In 2008 lectured on Global Warming Science and its Implications in the MSCP Evening School program (attached to the University of Melbourne)
In 2007 Philip taught a Masters level subject at RMIT University on Strategies for Sustainability.
In 2006-2005 Philip was a conference speaker and trainer for the UNESCAP*/Seoul Initiative on Green Growth. The program was aimed at the theory and policy frameworks needed to transform economic growth in Asia so that it is truly ecologically sustainable (* United Nations Economic and Social Commission for Asia and the Pacific).
Philip was for several years (~2004-2000) a member of the editorial board of the UK-based journal Greener Management International.
In late 2003 Philip developed the idea of the Race to Sustainability and he is now working with the Sustainable Living Foundation to turn this into global program to mobilise whole communities across the world to achieve sustainability as fast as possible.
From 2001-2003 Philip was the President of the Australian and New Zealand Society for Ecological Economics (ANZSEE).
Philip was selected in 1991 by the Age Newspaper/Melbourne University Politics Department 'Agenda Project' as being one of the twenty most influential people in Victoria in the environmental policy arena.
Philip has written on sustainability-orientated environmental management systems, economic development strategies, economic growth, ecotaxation, industry policy for the timber and plastics industries and energy and urban policy. He initiated the Greenleap email list in 1997 and has been the manager of the list since that time.
In 1980 Philip published “Victoria's nuclear countdown: State Government plans for a nuclear Victoria”. This book kick-started the campaign that led to the banning of nuclear power in Victoria.
Philip has developed a number of innovative management and economic concepts, including:
safe climate - as the key goal of climate policy (co-developed with David Spratt - this idea is developed in the book Climate 'Code Red')
sustainability emergency (this idea is developed in the book Climate 'Code Red' and the associated action program)
saturation mobilisation
double-practicality (see description in the dual-track management paper, via link above)
achieving ecological sustainability before 2030 (this timing is now outdated, and has been replaced by Lester Brown's idea of a Turn-around Decade; many of the ideas in the paper are still relevant for this tighter timeframe.)

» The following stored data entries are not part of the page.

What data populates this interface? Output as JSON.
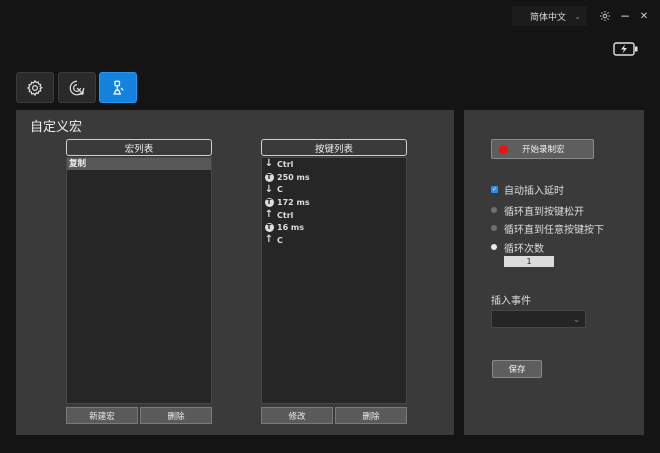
{
  "header": {
    "language": "简体中文",
    "language_chevron": "⌄",
    "minimize_glyph": "−",
    "close_glyph": "✕"
  },
  "tabs": [
    {
      "icon": "gear-icon",
      "active": false
    },
    {
      "icon": "target-cursor-icon",
      "active": false
    },
    {
      "icon": "macro-joystick-icon",
      "active": true
    }
  ],
  "page": {
    "title": "自定义宏"
  },
  "macro_list": {
    "header": "宏列表",
    "items": [
      "复制"
    ],
    "new_button": "新建宏",
    "delete_button": "删除"
  },
  "key_list": {
    "header": "按键列表",
    "items": [
      {
        "type": "down",
        "text": "Ctrl"
      },
      {
        "type": "delay",
        "text": "250 ms"
      },
      {
        "type": "down",
        "text": "C"
      },
      {
        "type": "delay",
        "text": "172 ms"
      },
      {
        "type": "up",
        "text": "Ctrl"
      },
      {
        "type": "delay",
        "text": "16 ms"
      },
      {
        "type": "up",
        "text": "C"
      }
    ],
    "delay_glyph": "T",
    "edit_button": "修改",
    "delete_button": "删除"
  },
  "options": {
    "record_button": "开始录制宏",
    "auto_delay": "自动插入延时",
    "check_glyph": "✓",
    "loop_release": "循环直到按键松开",
    "loop_any_key": "循环直到任意按键按下",
    "loop_count_label": "循环次数",
    "loop_count_value": "1",
    "insert_event_label": "插入事件",
    "select_chevron": "⌄",
    "save_button": "保存"
  },
  "colors": {
    "accent": "#1483e0",
    "record_dot": "#e11111",
    "panel": "#3a3a3a",
    "background": "#141414"
  }
}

holistic customer (5-in-1 customer) service philosophy
"no major trade-offs" decision-making
transformative financing (the third wave of ethical investment)
holographic management
Information on these ideas can be found in the papers listed on the Green Innovations website.
Philip's paper Greenleap: Innovating to an ecologically sustainable economy in 30 years or less summarises and set in context much of his work on the creation of an ecologically-sustainable economy. Philip's more recent work suggest that the timetable for major physical change to the economy to deal with issues of climate change, peak oil, water and food supply and biodiversity conservation needs to be a good deal shorter than implied in this paper - a ten year physical transformation to achieve a sustainable economy seems like a more environmentally realistic objective.